Кукобака М. И. Украденная Родина
Очерк был опубликован на Западе и передавался по “Немецкой Волне”
в начале июля 1978 года.
Автор был арестован 19 октября 1978 года.
Поезд подошел к Бобруйску ранним августовским утром. Среди суетящейся толпы пассажиров этот, бородатый, выделялся внешней неторопливостью. Сошел одним из последних, сдал чемодан в камеру хранения, а с оставшимся в руках портфелем снова вышел на перрон, как бы не в силах сразу расстаться с прошлым. На вид ему было около сорока. Редкая, но заметная седина проскальзывала в бороде и на висках. Под внешним спокойствием и медлительностью внимательный наблюдатель мог бы заметать какую-то внутреннюю напряженность. Это выдавали и глаза: тревожные и как бы что-то ищущие. Осмотревшись, приезжий медленно направился в сторону от вокзала. Гладя со стороны можно было подумать, что человек приехал в чужой, незнакомый ему город.
И правда, когда это было? И было ли?..
. . . . . . . . . . . . . . . . . . . . . . . . . . . . . . . . . . . . . . .

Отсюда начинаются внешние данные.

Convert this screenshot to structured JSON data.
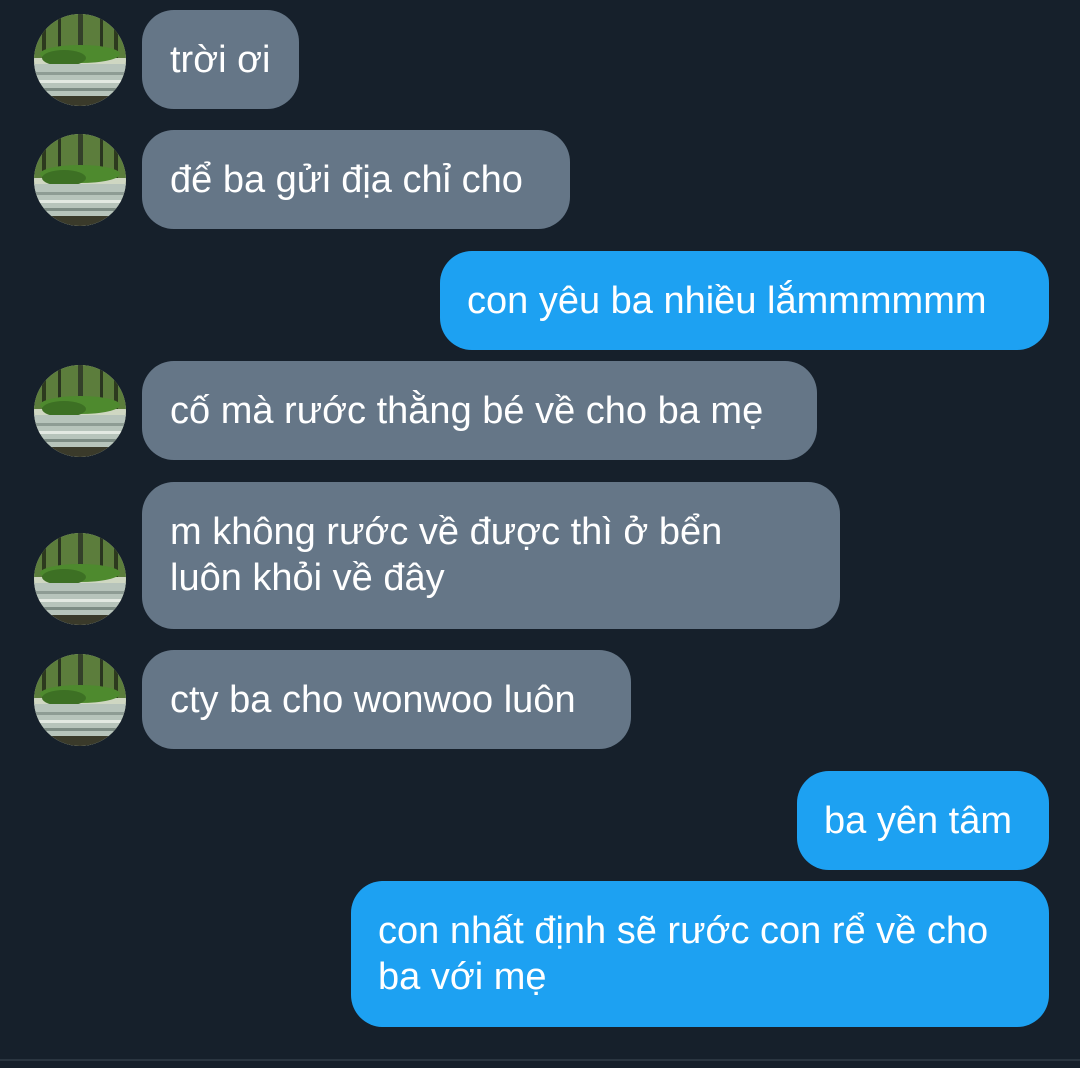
{
  "conversation": {
    "messages": [
      {
        "direction": "incoming",
        "text": "trời ơi"
      },
      {
        "direction": "incoming",
        "text": "để ba gửi địa chỉ cho"
      },
      {
        "direction": "outgoing",
        "text": "con yêu ba nhiều lắmmmmmm"
      },
      {
        "direction": "incoming",
        "text": "cố mà rước thằng bé về cho ba mẹ"
      },
      {
        "direction": "incoming",
        "text": "m không rước về được thì ở bển\nluôn khỏi về đây"
      },
      {
        "direction": "incoming",
        "text": "cty ba cho wonwoo luôn"
      },
      {
        "direction": "outgoing",
        "text": "ba yên tâm"
      },
      {
        "direction": "outgoing",
        "text": "con nhất định sẽ rước con rể về cho\nba với mẹ"
      }
    ]
  },
  "colors": {
    "background": "#16202b",
    "incoming_bubble": "#657687",
    "outgoing_bubble": "#1da1f2",
    "text": "#ffffff"
  },
  "icons": {
    "avatar": "forest-stream-avatar"
  }
}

Мне шёл семнадцатый год, когда в такой же августовский день, на этой же бобруйской платформе, нас, выпускников ремесленного училища, торопливо грузили в поезд. По распределению мы ехали возводить одну из строек коммунизма в далекой Сибири. Стройку эту мы возводили в Ангарске, работая в промзоне вместе с заключенными, от которых отличались разве что своей молодостью.
Но сейчас думаю об ином. Где-то здесь, на улице Минской, рядом со школой имени Белинского, должен быть деревянный двухэтажный дом с большим двором, огороженным глухим забором. Вдоль забора – ряды деревьев. Где-то среди них – берёзка, посаженная моей рукой. Как говорила нам воспитательница, – чтобы оставить память на земле. Чтобы было о чём вспомнить, когда вернёмся сюда взрослыми…

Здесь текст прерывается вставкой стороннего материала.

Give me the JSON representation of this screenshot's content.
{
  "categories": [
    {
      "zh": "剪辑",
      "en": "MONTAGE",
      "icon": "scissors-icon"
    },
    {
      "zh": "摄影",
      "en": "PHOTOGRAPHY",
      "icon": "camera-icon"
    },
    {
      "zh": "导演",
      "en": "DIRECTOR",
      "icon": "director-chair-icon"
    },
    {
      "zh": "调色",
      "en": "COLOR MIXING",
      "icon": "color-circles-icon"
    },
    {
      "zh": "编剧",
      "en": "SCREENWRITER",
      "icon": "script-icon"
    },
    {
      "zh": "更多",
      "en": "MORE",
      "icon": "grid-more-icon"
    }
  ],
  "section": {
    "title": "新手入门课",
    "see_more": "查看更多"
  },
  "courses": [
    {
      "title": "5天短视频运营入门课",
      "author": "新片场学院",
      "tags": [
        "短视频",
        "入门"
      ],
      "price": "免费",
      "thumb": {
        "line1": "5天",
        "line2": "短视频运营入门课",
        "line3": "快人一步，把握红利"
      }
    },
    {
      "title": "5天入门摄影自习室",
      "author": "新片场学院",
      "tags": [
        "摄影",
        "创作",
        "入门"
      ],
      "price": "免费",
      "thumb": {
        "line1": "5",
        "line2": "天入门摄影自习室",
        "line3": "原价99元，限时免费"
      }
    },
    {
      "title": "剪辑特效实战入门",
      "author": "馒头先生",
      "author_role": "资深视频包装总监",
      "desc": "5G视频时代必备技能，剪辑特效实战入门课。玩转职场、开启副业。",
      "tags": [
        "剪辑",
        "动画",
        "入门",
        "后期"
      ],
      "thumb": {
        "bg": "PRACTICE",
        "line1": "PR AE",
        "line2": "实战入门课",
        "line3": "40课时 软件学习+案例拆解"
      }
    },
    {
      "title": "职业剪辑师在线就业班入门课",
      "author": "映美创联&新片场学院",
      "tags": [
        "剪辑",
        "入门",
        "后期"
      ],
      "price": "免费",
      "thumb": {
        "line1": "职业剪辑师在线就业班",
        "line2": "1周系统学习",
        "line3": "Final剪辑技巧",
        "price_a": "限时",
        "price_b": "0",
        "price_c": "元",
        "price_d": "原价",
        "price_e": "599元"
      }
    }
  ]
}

Вот и нужная мне улица. Но как они не похожи! – эта и та, которую помнил с детства. Словно два разных человека с одинаковой фамилией. Бывшая моя школа на месте, а рядом кирпичное здание с вывеской “школа – интернат”. И никаких деревьев. Память стерта бульдозером. Вдруг, позади интерната, замечаю знакомый темно-коричневый дом. Он-то и нужен мне. Подхожу ближе. Стекла выбиты, окна заколочены досками. Рядом – длинное одноэтажное строение в таком же состоянии. Раньше это были т.н. рабочие классы. Здесь мы готовили домашние задания. Сюда же, спасаясь от недремлющего ока воспитателей, забиралась, пролезая через форточку в свободное время; для игр и обсуждения своих маленьких детских тайн.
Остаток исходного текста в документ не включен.